Man-made wetlands at Fairview Park aid in firefighting effort

Costa Mesa didn't envision a helicopter guzzling more than 8,000 gallons of water from the carefully engineered lakes it christened last year as part of 37 arces of man-made wetlands in Fairview Park, Public Services Director Ernesto Munoz said.

But on Thursday, an Orange County Fire Authority helicopter did just that, swooping down to refill its tank almost two dozen times to help douse a three-acre brush fire in nearby Talbert Regional Park.

"It was definitely a convenient thing to have a bunch of lakes," Munoz said.

At about 11:30 that morning, Costa Mesa, Huntington Beach, Newport Beach and OCFA crews responded to the blaze in Talbert, but their biggest weapon was the helicopter dumping 360 gallons of water at a time.

That much liquid crashing down on a small fire is a quick, effective punch that can minimize the chance of the wind spreading flames quickly, according to Costa Mesa Fire Chief Dan Stefano.

"Ember production is what we're concerned about," he said.

Twenty-three times the chopper dumped water on the Talbert fire, and after each drop it traveled only a few hundred yards to Fairview Park's man-made lakes to refill for another pass.

With that help from the air, crews were able to control the fire within a few hours and start mopping up.

"We could not have had the impact we had without that support [Thursday]," Stefano said.

Stefano said it's not atypical for a chopper to make that many drops over the span of a few hours, but if it weren't for the lakes, firefighters would have had to set up another way for the helicopter to refill.

That's typically done by tapping into a nearby fire hydrant or other supply line and finding a place for the airship to land.

"It's all about being flexible and moving around," Stefano said.

But the lakes, he said, were an excellent option Thursday, one that firefighters didn't have a year ago.

Costa Mesa created the reservoirs as part of a wetlands habitat that opened in February.

Millions of gallons of urban runoff is pumped into the largest lake, Munoz said. From there, the water filters through a natural system of streams and ponds until it's clean enough to enter the wetlands.

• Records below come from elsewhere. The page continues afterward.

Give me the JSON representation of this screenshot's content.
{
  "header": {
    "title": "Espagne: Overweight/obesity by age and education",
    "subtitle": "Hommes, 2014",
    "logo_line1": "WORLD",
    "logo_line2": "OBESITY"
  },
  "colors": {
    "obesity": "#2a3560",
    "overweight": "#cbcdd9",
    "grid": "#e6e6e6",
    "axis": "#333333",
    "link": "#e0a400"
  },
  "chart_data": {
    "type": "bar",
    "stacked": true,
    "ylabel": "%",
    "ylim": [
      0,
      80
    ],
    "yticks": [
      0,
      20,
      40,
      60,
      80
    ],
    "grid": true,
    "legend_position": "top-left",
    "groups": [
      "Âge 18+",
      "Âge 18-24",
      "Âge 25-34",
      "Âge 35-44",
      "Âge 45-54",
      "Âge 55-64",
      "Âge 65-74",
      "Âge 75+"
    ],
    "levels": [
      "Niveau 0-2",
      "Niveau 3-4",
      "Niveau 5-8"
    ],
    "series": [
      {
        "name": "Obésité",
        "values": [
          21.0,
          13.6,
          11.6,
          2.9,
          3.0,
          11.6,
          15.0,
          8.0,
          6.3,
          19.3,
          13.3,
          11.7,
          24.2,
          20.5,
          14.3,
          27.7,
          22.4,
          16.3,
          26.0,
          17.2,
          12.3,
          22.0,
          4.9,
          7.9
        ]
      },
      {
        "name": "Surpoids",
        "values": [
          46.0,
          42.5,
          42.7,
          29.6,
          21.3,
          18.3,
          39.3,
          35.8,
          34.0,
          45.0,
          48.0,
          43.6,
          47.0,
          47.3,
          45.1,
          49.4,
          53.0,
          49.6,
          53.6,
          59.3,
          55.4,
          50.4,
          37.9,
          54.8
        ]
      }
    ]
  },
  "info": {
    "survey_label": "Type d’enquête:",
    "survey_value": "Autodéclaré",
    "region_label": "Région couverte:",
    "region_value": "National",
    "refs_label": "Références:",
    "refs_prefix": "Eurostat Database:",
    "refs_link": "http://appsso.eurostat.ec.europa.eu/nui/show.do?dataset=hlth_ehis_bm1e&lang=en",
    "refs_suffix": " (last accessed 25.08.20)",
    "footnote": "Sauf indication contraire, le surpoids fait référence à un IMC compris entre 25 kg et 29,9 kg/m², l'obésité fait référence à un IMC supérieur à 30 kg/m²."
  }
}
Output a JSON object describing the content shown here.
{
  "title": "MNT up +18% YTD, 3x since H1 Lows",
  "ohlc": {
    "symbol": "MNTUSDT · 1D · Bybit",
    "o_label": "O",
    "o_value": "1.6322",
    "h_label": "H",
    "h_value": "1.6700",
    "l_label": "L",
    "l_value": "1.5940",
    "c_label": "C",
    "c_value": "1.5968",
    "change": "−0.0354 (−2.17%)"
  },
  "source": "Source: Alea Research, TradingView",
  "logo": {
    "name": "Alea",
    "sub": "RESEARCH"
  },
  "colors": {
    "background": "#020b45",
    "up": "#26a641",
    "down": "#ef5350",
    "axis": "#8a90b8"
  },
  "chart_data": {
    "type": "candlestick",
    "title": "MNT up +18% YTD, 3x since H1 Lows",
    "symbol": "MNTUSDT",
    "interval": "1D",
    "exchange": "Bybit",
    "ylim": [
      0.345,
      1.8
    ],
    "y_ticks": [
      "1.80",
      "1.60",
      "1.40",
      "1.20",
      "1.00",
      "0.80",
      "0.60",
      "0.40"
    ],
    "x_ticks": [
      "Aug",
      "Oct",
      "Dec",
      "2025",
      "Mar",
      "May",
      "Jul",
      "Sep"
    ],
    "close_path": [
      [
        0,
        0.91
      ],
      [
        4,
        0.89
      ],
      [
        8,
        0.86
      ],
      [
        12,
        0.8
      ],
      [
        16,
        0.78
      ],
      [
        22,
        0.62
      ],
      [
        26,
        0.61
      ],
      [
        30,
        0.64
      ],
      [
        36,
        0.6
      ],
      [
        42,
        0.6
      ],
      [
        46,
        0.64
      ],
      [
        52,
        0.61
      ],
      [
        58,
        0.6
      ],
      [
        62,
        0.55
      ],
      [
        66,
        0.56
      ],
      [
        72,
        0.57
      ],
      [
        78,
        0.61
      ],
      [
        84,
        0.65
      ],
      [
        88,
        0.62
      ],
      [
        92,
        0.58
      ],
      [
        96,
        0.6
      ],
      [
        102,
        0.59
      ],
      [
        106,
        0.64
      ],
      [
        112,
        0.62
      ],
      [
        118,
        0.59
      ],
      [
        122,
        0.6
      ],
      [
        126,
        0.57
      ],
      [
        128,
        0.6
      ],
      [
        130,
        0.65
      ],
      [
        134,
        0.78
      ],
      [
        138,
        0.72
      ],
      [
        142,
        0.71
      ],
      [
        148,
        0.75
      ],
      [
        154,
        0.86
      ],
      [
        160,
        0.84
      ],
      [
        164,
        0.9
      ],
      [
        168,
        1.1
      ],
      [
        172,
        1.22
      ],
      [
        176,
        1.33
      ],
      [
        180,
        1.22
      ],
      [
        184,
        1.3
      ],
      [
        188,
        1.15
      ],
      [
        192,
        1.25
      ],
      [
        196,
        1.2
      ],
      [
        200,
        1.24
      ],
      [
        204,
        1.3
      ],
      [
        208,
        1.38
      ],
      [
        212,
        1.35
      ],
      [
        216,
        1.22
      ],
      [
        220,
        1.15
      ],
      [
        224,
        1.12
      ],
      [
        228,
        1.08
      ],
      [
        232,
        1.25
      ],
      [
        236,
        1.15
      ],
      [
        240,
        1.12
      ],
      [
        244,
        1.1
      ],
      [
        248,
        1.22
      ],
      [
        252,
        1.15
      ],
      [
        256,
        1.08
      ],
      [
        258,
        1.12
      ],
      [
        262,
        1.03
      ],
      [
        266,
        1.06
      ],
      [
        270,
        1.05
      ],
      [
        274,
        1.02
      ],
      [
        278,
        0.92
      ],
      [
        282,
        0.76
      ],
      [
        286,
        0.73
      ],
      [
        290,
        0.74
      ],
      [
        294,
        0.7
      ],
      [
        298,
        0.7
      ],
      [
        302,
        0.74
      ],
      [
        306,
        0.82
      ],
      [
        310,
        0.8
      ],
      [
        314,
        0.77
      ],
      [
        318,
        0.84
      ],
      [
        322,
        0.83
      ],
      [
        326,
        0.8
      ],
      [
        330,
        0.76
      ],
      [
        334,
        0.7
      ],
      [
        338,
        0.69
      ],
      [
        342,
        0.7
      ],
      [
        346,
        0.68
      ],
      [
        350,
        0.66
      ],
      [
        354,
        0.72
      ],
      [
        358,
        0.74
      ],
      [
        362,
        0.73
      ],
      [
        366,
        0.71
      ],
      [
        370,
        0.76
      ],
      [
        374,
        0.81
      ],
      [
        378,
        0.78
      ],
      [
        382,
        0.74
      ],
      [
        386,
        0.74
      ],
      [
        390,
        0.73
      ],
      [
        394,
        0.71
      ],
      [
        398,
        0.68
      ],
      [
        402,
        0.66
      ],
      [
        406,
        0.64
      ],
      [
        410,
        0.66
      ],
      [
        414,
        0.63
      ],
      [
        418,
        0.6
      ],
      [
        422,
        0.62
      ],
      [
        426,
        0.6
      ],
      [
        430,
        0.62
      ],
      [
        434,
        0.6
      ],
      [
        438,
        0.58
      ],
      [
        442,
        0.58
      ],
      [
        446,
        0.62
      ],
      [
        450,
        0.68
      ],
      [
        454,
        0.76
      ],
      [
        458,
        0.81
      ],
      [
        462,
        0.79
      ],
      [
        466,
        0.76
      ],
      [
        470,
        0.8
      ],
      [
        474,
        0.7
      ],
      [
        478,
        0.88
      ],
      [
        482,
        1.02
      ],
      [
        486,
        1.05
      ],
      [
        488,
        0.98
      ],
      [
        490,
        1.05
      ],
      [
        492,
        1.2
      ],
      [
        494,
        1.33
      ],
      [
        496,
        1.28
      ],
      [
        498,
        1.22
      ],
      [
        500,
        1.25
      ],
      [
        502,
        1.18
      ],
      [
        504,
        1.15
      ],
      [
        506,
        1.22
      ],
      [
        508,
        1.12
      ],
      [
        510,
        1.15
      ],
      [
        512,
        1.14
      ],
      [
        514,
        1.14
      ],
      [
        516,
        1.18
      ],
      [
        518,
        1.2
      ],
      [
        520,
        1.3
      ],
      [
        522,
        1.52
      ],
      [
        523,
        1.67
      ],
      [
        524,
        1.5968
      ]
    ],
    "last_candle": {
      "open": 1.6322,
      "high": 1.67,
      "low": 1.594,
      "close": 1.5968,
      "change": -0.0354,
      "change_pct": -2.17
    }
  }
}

This keeps the runoff from rushing into the ocean and restores some of the area back to its natural habitat.

By drawing from the largest lake, the OCFA copter wasn't disrupting the process at all, Munoz said.

"It was perfectly OK for them to do that," he said.

In fact, after the helicopter left, it was nearly impossible to tell it had been there. The system's pumps can fill the reservoir with up to 500 gallons of runoff a minute.

"You saw that the lake level didn't even flinch," Munoz said.